Denormalizing a database
Just to cover an edge case that you may come across, we also need to understand how to think about denormalization of relational databases.
One challenge with reducing duplication by splitting information across related tables is that it can affect performance. In general, the more tables your data is split between, the longer it’ll take to retrieve. For most applications, that is a perfectly acceptable trade off, optimizing for the quality and consistency of your data over the speed of a given query, but sometimes such queries are just not fast enough. At that point in time, you might deliberately decide to denormalize your database a little.
For example, if I need to display the comments posted by users on a popular website, I’ll have a
comments table for storing the comments and a
users table for storing information on the people who commented. But I might also store a copy of the usernames in the comments table so that I don’t have to pay the performance penalty of joining the two tables every time I retrieve the comments.

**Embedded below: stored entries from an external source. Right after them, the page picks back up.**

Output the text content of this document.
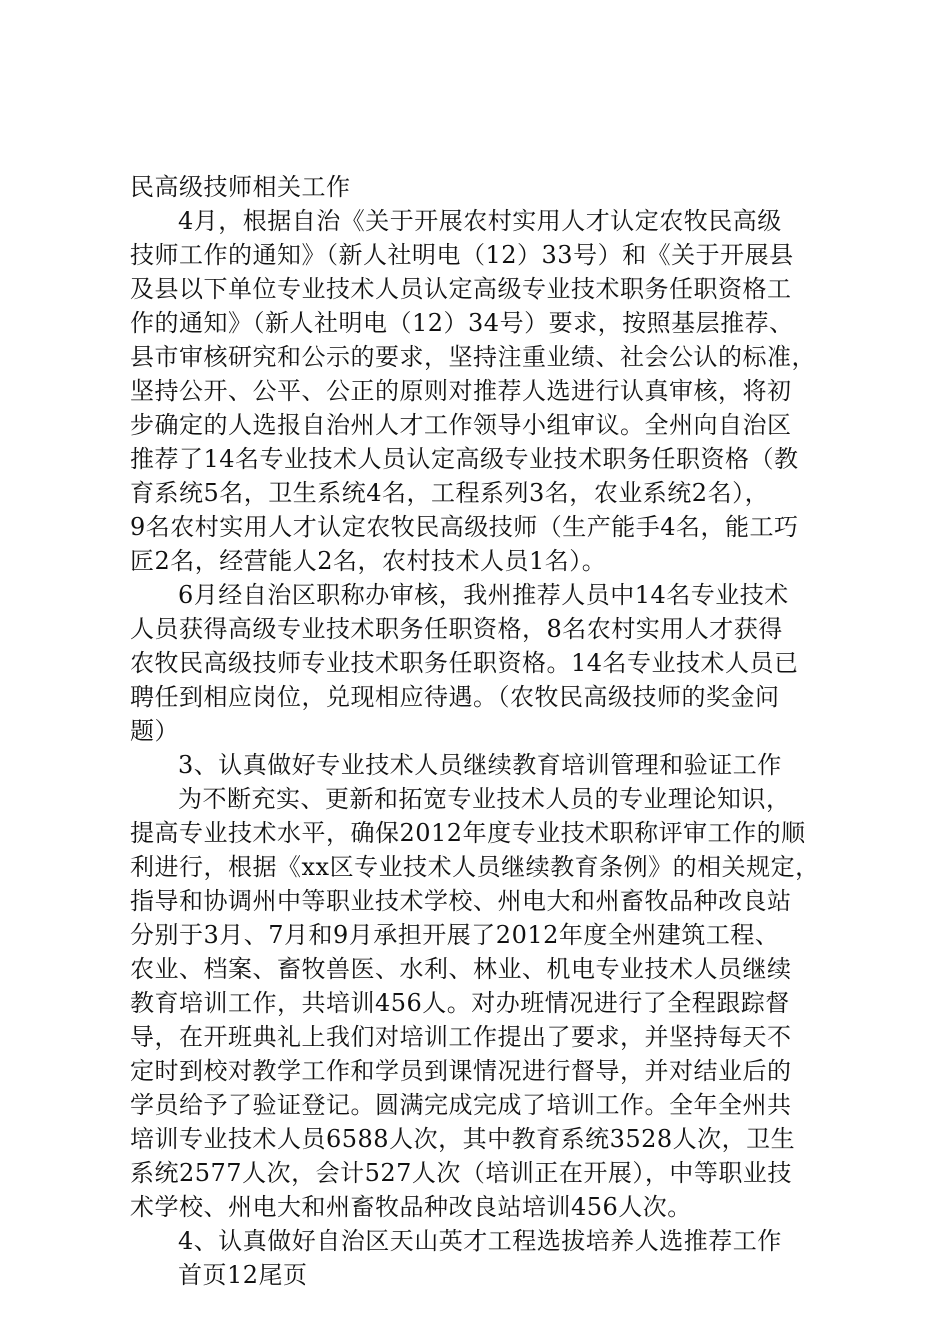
民高级技师相关工作
4月，根据自治《关于开展农村实用人才认定农牧民高级
技师工作的通知》（新人社明电（12）33号）和《关于开展县
及县以下单位专业技术人员认定高级专业技术职务任职资格工
作的通知》（新人社明电（12）34号）要求，按照基层推荐、
县市审核研究和公示的要求，坚持注重业绩、社会公认的标准，
坚持公开、公平、公正的原则对推荐人选进行认真审核，将初
步确定的人选报自治州人才工作领导小组审议。全州向自治区
推荐了14名专业技术人员认定高级专业技术职务任职资格（教
育系统5名，卫生系统4名，工程系列3名，农业系统2名），
9名农村实用人才认定农牧民高级技师（生产能手4名，能工巧
匠2名，经营能人2名，农村技术人员1名）。
6月经自治区职称办审核，我州推荐人员中14名专业技术
人员获得高级专业技术职务任职资格，8名农村实用人才获得
农牧民高级技师专业技术职务任职资格。14名专业技术人员已
聘任到相应岗位，兑现相应待遇。（农牧民高级技师的奖金问
题）
3、认真做好专业技术人员继续教育培训管理和验证工作
为不断充实、更新和拓宽专业技术人员的专业理论知识，
提高专业技术水平，确保2012年度专业技术职称评审工作的顺
利进行，根据《xx区专业技术人员继续教育条例》的相关规定，
指导和协调州中等职业技术学校、州电大和州畜牧品种改良站
分别于3月、7月和9月承担开展了2012年度全州建筑工程、
农业、档案、畜牧兽医、水利、林业、机电专业技术人员继续
教育培训工作，共培训456人。对办班情况进行了全程跟踪督
导，在开班典礼上我们对培训工作提出了要求，并坚持每天不
定时到校对教学工作和学员到课情况进行督导，并对结业后的
学员给予了验证登记。圆满完成完成了培训工作。全年全州共
培训专业技术人员6588人次，其中教育系统3528人次，卫生
系统2577人次，会计527人次（培训正在开展），中等职业技
术学校、州电大和州畜牧品种改良站培训456人次。
4、认真做好自治区天山英才工程选拔培养人选推荐工作
首页12尾页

For a high traffic site, that’s probably not a bad trade off. It will meaningfully improve the performance of a common request (display article comments), and the risk of the data getting messed up is reasonably limited as people generally don’t change their names very often!
Wrapping it up
So, to summarize, relational databases are particularly good at storing and retrieving structured data. The related tables allow you to reduce duplication and the risk of inconsistent data, and the indexes allow you to efficiently retrieve subsets of the data and/or order the data based on one or more of the “fields.”